TMC: How can an individual help a loved one suffering from grief or trauma?
Kaplow: With grief, there are several things that we recommend. One is that we always want to keep the door open to communication. We don’t want to push a child to talk about the loss unless they’re ready, but you can say something like, “I know it’s been so hard since this person died. If you ever want to talk, I’m here for you.” It really allows the child to make that determination about when and if they want to talk.
I would also say that helping kids to memorialize the person in a way that feels comfortable, whether that’s lighting a candle for the person or looking at photos of the person who died together, or creating a photo album, or even looking at condolence cards together—those kinds of activities can really reinforce the idea that it’s OK and actually helpful to talk about the person who died.
And then, certainly, helping kids to find ways of, again, living the legacy of the person. What are the positive traits or behaviors or characteristics of the person who died that they want to carry forward? The surviving caregiver can really help them identify, for example: These are the things that your dad loved so much about you. How can we make sure that you live your life the way he would have wanted you to live? Those are the kinds of things with grief that are really important that caregivers can help to facilitate.
I would say that if there’s a child that’s been traumatized, the other really important piece is re-establishing that sense of security and safety. When kids have experienced a trauma like a mass shooting, oftentimes their worldview changes where they feel like nowhere is safe and the world is a very dangerous place. So, helping to reassure kids that adults are here to protect them, that we’re going to make sure that we do everything we can to prevent something like this again and encouraging them to seek out support when they’re feeling unsafe—that sense of safety and security is much more critical when we’re talking about kids who have PTSD.
TMC: What is the best piece of advice you have ever received about helping people who are grieving?

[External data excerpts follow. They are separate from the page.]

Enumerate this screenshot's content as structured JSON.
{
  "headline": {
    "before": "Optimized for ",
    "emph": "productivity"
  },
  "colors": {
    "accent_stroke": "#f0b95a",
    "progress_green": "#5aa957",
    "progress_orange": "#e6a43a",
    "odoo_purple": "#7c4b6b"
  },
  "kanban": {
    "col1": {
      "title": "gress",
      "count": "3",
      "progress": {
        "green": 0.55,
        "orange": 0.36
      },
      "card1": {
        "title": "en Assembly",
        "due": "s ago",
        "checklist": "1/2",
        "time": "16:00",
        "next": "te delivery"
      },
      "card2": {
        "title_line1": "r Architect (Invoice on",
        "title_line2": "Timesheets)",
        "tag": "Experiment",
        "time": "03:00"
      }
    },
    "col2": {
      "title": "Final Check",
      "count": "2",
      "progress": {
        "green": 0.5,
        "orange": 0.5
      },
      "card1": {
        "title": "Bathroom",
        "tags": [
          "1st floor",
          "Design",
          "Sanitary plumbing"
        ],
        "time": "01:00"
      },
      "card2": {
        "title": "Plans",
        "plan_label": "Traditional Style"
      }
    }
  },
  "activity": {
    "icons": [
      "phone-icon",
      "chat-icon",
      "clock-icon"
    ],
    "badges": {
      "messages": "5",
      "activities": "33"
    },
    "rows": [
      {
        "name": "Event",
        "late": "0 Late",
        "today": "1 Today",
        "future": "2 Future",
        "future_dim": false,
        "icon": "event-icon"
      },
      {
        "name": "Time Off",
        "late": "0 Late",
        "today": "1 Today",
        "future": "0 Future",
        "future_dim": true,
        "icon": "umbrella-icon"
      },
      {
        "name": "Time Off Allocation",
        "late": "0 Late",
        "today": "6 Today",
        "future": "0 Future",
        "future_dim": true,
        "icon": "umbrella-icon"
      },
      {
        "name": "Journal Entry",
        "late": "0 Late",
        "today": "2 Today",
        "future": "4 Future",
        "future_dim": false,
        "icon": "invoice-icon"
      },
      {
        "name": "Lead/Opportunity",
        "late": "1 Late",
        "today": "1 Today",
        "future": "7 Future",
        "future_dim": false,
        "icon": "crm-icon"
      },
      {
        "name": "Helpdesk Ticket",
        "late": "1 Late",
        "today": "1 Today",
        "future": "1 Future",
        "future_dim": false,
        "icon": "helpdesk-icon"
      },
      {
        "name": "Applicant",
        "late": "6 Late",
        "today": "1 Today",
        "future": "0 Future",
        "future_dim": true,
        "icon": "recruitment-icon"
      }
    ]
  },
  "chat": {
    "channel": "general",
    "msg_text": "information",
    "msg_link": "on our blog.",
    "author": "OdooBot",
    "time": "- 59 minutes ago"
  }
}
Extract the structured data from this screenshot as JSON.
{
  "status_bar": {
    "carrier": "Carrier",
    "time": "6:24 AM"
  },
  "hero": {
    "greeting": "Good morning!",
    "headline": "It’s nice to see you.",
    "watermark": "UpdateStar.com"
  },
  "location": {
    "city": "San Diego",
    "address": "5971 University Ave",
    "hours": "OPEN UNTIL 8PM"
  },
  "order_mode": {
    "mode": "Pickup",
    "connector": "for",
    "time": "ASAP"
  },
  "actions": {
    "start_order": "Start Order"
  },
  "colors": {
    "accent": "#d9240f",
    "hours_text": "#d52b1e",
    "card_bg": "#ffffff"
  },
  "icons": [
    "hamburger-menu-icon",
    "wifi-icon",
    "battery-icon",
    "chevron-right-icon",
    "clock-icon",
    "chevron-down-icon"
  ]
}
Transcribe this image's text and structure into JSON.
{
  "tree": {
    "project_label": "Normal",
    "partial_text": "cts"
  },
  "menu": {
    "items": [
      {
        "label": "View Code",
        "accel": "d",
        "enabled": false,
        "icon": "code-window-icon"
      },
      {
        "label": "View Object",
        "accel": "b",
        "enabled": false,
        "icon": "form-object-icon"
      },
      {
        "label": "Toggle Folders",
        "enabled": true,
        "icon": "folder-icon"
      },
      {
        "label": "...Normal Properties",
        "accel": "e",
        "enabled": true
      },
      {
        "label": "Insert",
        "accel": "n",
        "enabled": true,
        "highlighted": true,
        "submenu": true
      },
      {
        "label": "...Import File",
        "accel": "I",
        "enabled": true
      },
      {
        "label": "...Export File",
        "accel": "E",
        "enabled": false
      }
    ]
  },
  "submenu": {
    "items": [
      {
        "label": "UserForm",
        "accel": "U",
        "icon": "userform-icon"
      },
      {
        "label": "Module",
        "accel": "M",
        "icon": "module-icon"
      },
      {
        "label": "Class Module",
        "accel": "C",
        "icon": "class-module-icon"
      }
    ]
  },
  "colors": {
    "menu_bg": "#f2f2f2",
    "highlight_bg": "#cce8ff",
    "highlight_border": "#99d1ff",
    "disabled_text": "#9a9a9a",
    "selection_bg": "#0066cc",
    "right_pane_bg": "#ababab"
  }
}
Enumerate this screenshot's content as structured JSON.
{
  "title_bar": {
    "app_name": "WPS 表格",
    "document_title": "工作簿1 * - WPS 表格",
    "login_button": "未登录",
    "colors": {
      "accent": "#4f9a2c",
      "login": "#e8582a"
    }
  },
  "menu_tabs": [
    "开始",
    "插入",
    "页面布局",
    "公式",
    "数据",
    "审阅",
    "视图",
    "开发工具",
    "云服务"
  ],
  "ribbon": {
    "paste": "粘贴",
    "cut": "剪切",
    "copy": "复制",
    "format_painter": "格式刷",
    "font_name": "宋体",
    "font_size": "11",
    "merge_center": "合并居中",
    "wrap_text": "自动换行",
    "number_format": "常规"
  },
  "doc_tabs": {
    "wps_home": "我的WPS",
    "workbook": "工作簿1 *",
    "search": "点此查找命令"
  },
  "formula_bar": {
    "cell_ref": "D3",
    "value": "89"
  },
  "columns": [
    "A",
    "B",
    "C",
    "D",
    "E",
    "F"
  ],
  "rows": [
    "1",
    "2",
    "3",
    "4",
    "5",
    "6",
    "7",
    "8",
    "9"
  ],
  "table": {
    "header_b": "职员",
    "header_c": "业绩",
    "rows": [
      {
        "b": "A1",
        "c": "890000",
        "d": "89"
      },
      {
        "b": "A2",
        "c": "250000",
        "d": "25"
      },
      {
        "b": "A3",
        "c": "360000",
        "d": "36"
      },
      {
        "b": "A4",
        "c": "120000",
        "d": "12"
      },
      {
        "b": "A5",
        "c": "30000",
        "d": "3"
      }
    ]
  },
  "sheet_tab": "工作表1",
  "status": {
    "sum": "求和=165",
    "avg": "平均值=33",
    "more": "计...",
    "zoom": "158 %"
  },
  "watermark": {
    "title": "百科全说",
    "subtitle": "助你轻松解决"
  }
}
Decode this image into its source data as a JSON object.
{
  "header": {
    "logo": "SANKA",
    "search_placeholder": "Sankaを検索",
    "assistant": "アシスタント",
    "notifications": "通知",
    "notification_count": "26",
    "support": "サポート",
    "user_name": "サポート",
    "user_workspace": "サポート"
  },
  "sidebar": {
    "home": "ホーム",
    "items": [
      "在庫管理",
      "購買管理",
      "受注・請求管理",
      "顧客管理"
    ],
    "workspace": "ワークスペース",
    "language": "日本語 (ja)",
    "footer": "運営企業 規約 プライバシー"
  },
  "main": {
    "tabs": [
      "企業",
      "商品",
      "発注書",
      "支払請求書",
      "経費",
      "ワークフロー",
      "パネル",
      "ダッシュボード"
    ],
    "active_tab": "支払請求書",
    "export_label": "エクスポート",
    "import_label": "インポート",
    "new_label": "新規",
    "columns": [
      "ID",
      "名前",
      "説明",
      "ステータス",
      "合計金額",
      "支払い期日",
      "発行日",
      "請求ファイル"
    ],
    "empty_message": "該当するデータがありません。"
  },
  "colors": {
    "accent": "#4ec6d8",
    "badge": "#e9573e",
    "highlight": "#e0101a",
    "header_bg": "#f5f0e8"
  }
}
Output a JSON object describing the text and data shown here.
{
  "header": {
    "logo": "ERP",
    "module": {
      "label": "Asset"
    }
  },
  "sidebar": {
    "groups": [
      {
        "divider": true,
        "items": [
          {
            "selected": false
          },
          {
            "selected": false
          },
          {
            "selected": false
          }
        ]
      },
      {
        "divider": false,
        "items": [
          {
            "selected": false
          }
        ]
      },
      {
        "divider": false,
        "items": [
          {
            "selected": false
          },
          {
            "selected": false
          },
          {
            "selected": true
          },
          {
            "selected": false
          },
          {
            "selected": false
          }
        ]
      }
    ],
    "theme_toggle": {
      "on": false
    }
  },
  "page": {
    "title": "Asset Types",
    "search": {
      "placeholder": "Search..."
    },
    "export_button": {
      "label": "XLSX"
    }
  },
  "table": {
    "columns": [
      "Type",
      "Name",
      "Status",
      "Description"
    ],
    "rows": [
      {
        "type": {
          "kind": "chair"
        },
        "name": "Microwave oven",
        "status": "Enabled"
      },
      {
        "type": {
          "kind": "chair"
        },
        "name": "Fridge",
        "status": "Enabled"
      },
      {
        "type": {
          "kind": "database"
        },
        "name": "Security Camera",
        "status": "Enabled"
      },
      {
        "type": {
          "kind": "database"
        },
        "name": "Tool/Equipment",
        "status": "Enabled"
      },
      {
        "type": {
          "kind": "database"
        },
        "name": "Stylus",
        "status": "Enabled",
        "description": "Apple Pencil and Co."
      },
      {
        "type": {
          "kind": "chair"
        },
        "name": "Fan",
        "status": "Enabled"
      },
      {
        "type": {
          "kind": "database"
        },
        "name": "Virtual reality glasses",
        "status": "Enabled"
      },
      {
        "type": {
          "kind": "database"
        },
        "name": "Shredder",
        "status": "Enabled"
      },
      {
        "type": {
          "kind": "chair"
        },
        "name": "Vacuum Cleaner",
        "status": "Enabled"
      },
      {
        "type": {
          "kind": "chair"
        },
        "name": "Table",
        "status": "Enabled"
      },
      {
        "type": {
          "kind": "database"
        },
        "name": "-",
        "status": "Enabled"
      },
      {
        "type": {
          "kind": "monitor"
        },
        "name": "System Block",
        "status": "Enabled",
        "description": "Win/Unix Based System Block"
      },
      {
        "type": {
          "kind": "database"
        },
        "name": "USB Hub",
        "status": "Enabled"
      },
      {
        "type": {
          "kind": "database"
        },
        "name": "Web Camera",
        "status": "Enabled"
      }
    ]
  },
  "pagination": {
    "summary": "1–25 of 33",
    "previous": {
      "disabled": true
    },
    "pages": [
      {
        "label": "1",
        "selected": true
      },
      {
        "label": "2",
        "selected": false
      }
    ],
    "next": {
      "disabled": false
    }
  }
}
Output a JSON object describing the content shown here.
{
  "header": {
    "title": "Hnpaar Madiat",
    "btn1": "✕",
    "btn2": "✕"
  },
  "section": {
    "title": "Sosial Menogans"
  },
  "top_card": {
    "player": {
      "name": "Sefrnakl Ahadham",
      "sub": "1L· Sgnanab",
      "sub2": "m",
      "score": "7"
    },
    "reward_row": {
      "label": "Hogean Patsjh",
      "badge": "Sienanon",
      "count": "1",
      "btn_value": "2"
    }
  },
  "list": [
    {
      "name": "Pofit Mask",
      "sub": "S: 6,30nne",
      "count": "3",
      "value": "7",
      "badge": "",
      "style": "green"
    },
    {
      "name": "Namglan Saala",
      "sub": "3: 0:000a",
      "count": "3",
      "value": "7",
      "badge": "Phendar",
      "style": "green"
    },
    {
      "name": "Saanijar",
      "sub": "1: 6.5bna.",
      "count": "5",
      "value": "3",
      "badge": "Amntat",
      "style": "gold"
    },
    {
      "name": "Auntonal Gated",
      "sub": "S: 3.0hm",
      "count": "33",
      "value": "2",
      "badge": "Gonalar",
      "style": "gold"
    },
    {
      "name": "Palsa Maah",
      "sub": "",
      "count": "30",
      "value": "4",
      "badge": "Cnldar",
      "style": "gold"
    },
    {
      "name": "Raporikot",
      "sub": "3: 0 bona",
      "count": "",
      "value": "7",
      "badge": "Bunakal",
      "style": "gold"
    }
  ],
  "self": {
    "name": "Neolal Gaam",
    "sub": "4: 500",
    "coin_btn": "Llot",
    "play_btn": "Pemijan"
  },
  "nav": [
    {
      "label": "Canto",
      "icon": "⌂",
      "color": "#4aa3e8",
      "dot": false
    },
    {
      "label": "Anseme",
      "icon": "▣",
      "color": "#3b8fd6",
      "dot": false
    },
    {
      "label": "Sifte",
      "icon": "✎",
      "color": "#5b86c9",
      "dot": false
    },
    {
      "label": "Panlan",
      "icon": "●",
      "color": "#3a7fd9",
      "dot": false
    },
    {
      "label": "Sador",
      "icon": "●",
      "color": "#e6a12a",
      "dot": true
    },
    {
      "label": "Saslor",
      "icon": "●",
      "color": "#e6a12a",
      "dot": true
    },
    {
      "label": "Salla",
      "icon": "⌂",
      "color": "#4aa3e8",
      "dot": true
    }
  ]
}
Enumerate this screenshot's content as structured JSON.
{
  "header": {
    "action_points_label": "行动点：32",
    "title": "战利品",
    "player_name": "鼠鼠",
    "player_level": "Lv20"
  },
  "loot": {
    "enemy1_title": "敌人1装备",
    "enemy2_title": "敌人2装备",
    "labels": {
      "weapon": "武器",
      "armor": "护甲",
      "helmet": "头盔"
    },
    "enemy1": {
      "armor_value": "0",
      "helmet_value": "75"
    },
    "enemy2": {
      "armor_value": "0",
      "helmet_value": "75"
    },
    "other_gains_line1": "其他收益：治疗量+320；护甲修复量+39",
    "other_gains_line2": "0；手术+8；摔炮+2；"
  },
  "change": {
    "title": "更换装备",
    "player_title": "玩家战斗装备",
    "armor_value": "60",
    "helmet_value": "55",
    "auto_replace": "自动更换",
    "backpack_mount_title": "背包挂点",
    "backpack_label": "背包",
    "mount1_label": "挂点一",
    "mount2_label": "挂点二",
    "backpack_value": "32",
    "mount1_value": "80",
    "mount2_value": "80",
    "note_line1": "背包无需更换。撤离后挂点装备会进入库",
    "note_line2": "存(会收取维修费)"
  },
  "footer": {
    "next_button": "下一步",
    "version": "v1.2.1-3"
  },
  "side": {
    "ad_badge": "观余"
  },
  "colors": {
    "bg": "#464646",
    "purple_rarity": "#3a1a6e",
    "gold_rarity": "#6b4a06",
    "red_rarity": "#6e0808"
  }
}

Kaplow: The most important thing is being able and willing to listen. When you’re dealing with a grieving adult or a grieving child, being that strong support for them to just hear their story and to just listen to how they’re feeling and how they’re grieving—that can go an incredibly long way and can actually be even more healing than trying to offer advice or trying to provide words of wisdom. Really just listening and bearing witness are probably the most important things that anyone can offer.